[PATCH] D13776: [x86] Fix wrong prototypes for AVX mask load/store intrinsics.

Fri Oct 16 04:56:11 PDT 2015

andreadb added a comment.

In http://reviews.llvm.org/D13776#268072, @bruno wrote:

> Hi Andrea,
>
> I don't recall off hand but my guess here is that the mask is a vector float type because VMASKMOV* uses two FP ports. In practice I'm not sure what the side effects of changing this are, but it might be something worth considering.

Hi Bruno,

You are right, VMASKMOV* are definitely floating point domain. Depending on the subtarget and whether the VMASKMOV is a load or a store it may use one or more ports.

That said, in practice the only side effect in changing those intrinsics is that we end up with an extra bitcast in the case where the mask type in input is a vector of packed floats. However, that bitcast would be equivalent to a bitconvert between types of the same register class. So, it would be no-op and no extra instructions would be generated (tested on small examples using both constant and non-constant mask values).

Since VMASKMOV is floating point domain, AMD chips would suffer for a potential stall if the Mask value originated in the integer domain. A domain crossing caused by data movement (example: VInt -> VFP) is 1cy penalty on AMD chips.
However, the domain crossing issue is not a problem that would be introduced by this change. That issue was already affecting the previous intrinsic definition (i.e. the source of this "problem" has nothing to do with this change).
The backend already knows how to mitigate this problem running the "execution dependency fix" pass.

Example:

  define void @foo(<4 x float>* %dst, <4 x float> %InVec, <4 x i32> %Mask1, <4 x i32> %Mask2) {
    %xor = xor <4 x i32> %Mask1, %Mask2
    %0 = bitcast <4 x float>* %dst to i8*
    tail call void @llvm.x86.avx.maskstore.ps(i8* %0, <4 x i32> %xor, <4 x float> %InVec)
    ret void
  }

In this example, ISel would select a VPXORrr for the 'xor' operation.
Before code emission, we end up with the sequence:

  %XMM1<def> = VPXORrr %XMM1<kill>, %XMM2<kill>
  VMASKMOVPSrm %RDI<kill>, 1, noreg, 0, %noreg, %XMM1<kill>, %XMM0<kill>

After 'exedep-fix' we have:

  %XMM1<def> = VXORPSrr %XMM1<kill>, %XMM2<kill>
  VMASKMOVPSrm %RDI<kill>, 1, noreg, 0, %noreg, %XMM1<kill>, %XMM0<kill>

As a developer, it comes more natural to think about the mask as a vector of integers rather than floats. For example, we may want to manipulate the mask with logical operators before passing it in input to (V)MASKMOV* instructions. Having to pass it as a float simply forces to insert an explicitly (no-op) cast.

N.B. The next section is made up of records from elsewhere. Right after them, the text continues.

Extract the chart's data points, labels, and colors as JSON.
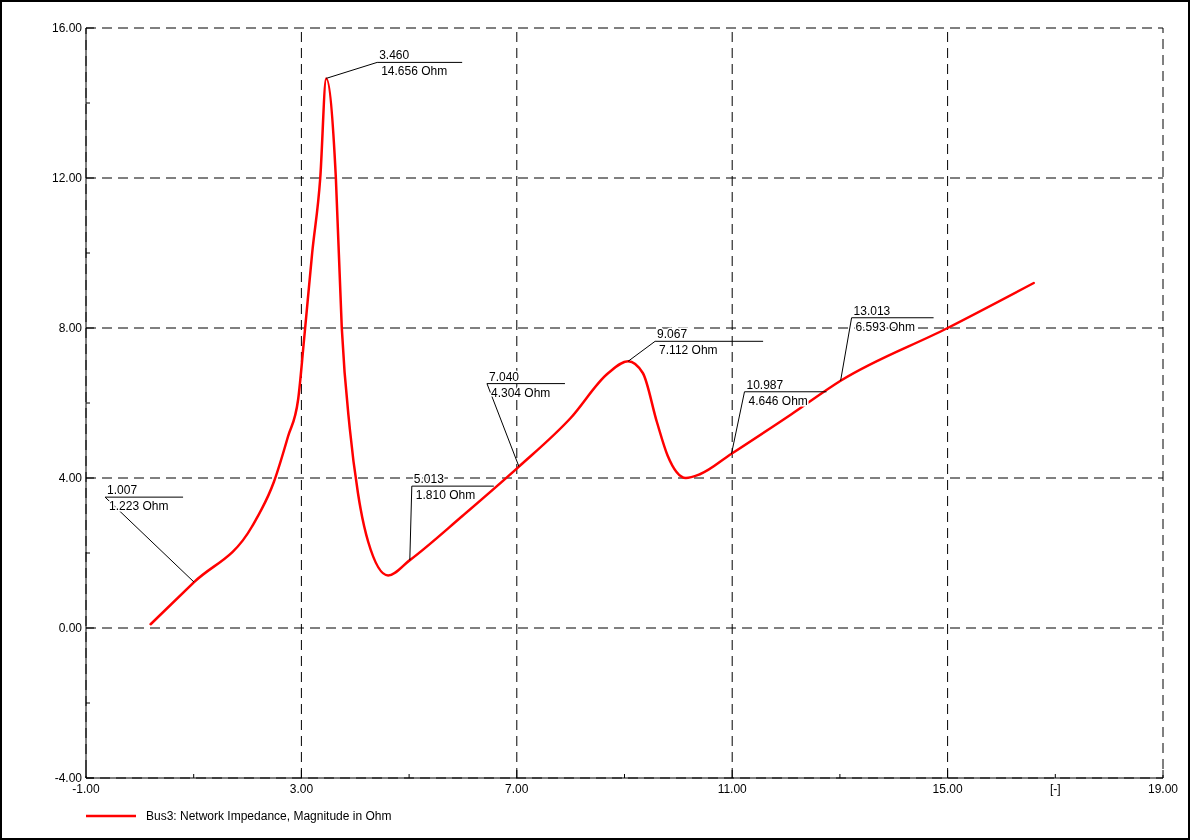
{
  "chart_data": {
    "type": "line",
    "xlabel": "[-]",
    "x": [
      0.2,
      1.007,
      2.08,
      2.49,
      2.75,
      2.94,
      3.05,
      3.2,
      3.35,
      3.46,
      3.64,
      3.75,
      3.9,
      4.05,
      4.24,
      4.61,
      5.013,
      6.0,
      7.04,
      8.0,
      8.7,
      9.067,
      9.34,
      9.6,
      9.8,
      10.14,
      10.4,
      10.987,
      12.1,
      13.013,
      15.0,
      16.6
    ],
    "series": [
      {
        "name": "Bus3: Network Impedance, Magnitude in Ohm",
        "color": "#ff0000",
        "values": [
          0.1,
          1.223,
          2.7,
          3.9,
          5.1,
          6.1,
          7.7,
          10.0,
          12.0,
          14.656,
          12.0,
          8.0,
          5.3,
          3.6,
          2.3,
          1.4,
          1.81,
          3.0,
          4.304,
          5.6,
          6.8,
          7.112,
          6.8,
          5.5,
          4.6,
          4.0,
          4.1,
          4.646,
          5.7,
          6.593,
          8.0,
          9.2
        ]
      }
    ],
    "xlim": [
      -1,
      19
    ],
    "xticks": [
      {
        "value": -1,
        "label": "-1.00"
      },
      {
        "value": 1,
        "label": null
      },
      {
        "value": 3,
        "label": "3.00"
      },
      {
        "value": 5,
        "label": null
      },
      {
        "value": 7,
        "label": "7.00"
      },
      {
        "value": 9,
        "label": null
      },
      {
        "value": 11,
        "label": "11.00"
      },
      {
        "value": 13,
        "label": null
      },
      {
        "value": 15,
        "label": "15.00"
      },
      {
        "value": 17,
        "label": null
      },
      {
        "value": 19,
        "label": "19.00"
      }
    ],
    "ylim": [
      -4,
      16
    ],
    "yticks": [
      {
        "value": -4,
        "label": "-4.00"
      },
      {
        "value": -2,
        "label": null
      },
      {
        "value": 0,
        "label": "0.00"
      },
      {
        "value": 2,
        "label": null
      },
      {
        "value": 4,
        "label": "4.00"
      },
      {
        "value": 6,
        "label": null
      },
      {
        "value": 8,
        "label": "8.00"
      },
      {
        "value": 10,
        "label": null
      },
      {
        "value": 12,
        "label": "12.00"
      },
      {
        "value": 14,
        "label": null
      },
      {
        "value": 16,
        "label": "16.00"
      }
    ],
    "grid": true,
    "legend": "bottom left",
    "line_style": "solid",
    "marker": "none",
    "annotations": [
      {
        "text": "1.007\n1.223 Ohm",
        "x": 1.007,
        "y": 1.223
      },
      {
        "text": "3.460\n14.656 Ohm",
        "x": 3.46,
        "y": 14.656
      },
      {
        "text": "5.013\n1.810 Ohm",
        "x": 5.013,
        "y": 1.81
      },
      {
        "text": "7.040\n4.304 Ohm",
        "x": 7.04,
        "y": 4.304
      },
      {
        "text": "9.067\n7.112 Ohm",
        "x": 9.067,
        "y": 7.112
      },
      {
        "text": "10.987\n4.646 Ohm",
        "x": 10.987,
        "y": 4.646
      },
      {
        "text": "13.013\n6.593 Ohm",
        "x": 13.013,
        "y": 6.593
      }
    ]
  }
}
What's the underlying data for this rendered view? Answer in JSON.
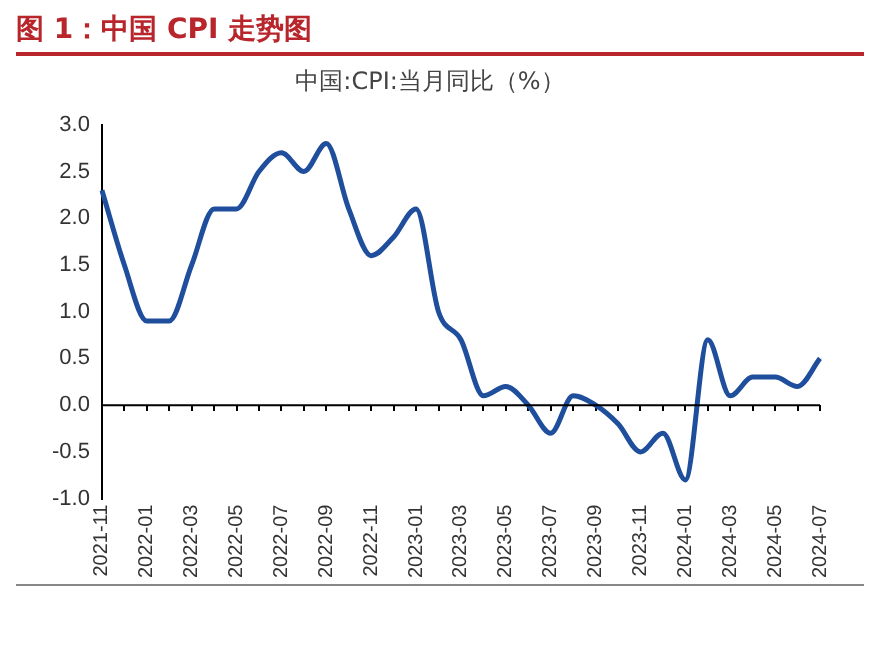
{
  "chart_data": {
    "type": "line",
    "title": "图 1：中国 CPI 走势图",
    "subtitle": "中国:CPI:当月同比（%）",
    "categories": [
      "2021-11",
      null,
      "2022-01",
      null,
      "2022-03",
      null,
      "2022-05",
      null,
      "2022-07",
      null,
      "2022-09",
      null,
      "2022-11",
      null,
      "2023-01",
      null,
      "2023-03",
      null,
      "2023-05",
      null,
      "2023-07",
      null,
      "2023-09",
      null,
      "2023-11",
      null,
      "2024-01",
      null,
      "2024-03",
      null,
      "2024-05",
      null,
      "2024-07"
    ],
    "series": [
      {
        "color": "#1f4e9c",
        "values": [
          2.3,
          1.5,
          0.9,
          0.9,
          1.5,
          2.1,
          2.1,
          2.5,
          2.7,
          2.5,
          2.8,
          2.1,
          1.6,
          1.8,
          2.1,
          1.0,
          0.7,
          0.1,
          0.2,
          0.0,
          -0.3,
          0.1,
          0.0,
          -0.2,
          -0.5,
          -0.3,
          -0.8,
          0.7,
          0.1,
          0.3,
          0.3,
          0.2,
          0.5
        ]
      }
    ],
    "ylim": [
      -1,
      3
    ],
    "yticks": [
      {
        "value": -1,
        "label": "-1.0"
      },
      {
        "value": -0.5,
        "label": "-0.5"
      },
      {
        "value": 0,
        "label": "0.0"
      },
      {
        "value": 0.5,
        "label": "0.5"
      },
      {
        "value": 1,
        "label": "1.0"
      },
      {
        "value": 1.5,
        "label": "1.5"
      },
      {
        "value": 2,
        "label": "2.0"
      },
      {
        "value": 2.5,
        "label": "2.5"
      },
      {
        "value": 3,
        "label": "3.0"
      }
    ],
    "ref_lines": [
      {
        "axis": "y",
        "value": 0,
        "color": "#000000"
      }
    ],
    "grid": false,
    "legend": false,
    "marker": "none",
    "line_style": "solid"
  }
}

That said, I don't know how much we care about being consistent with gcc. Gcc defines those builtins differently than us (i.e. always as vector int/long values). This "problem" was found internally when testing the codegen of intrinsic calls. We spotted this discrepancy and that's the main reason why I uploaded this patch.
At the very least I suggest  that we fix our intrinsic definitions in avxintrin.h just to be consistent with what the Intel documentation says.

What do you think?

http://reviews.llvm.org/D13776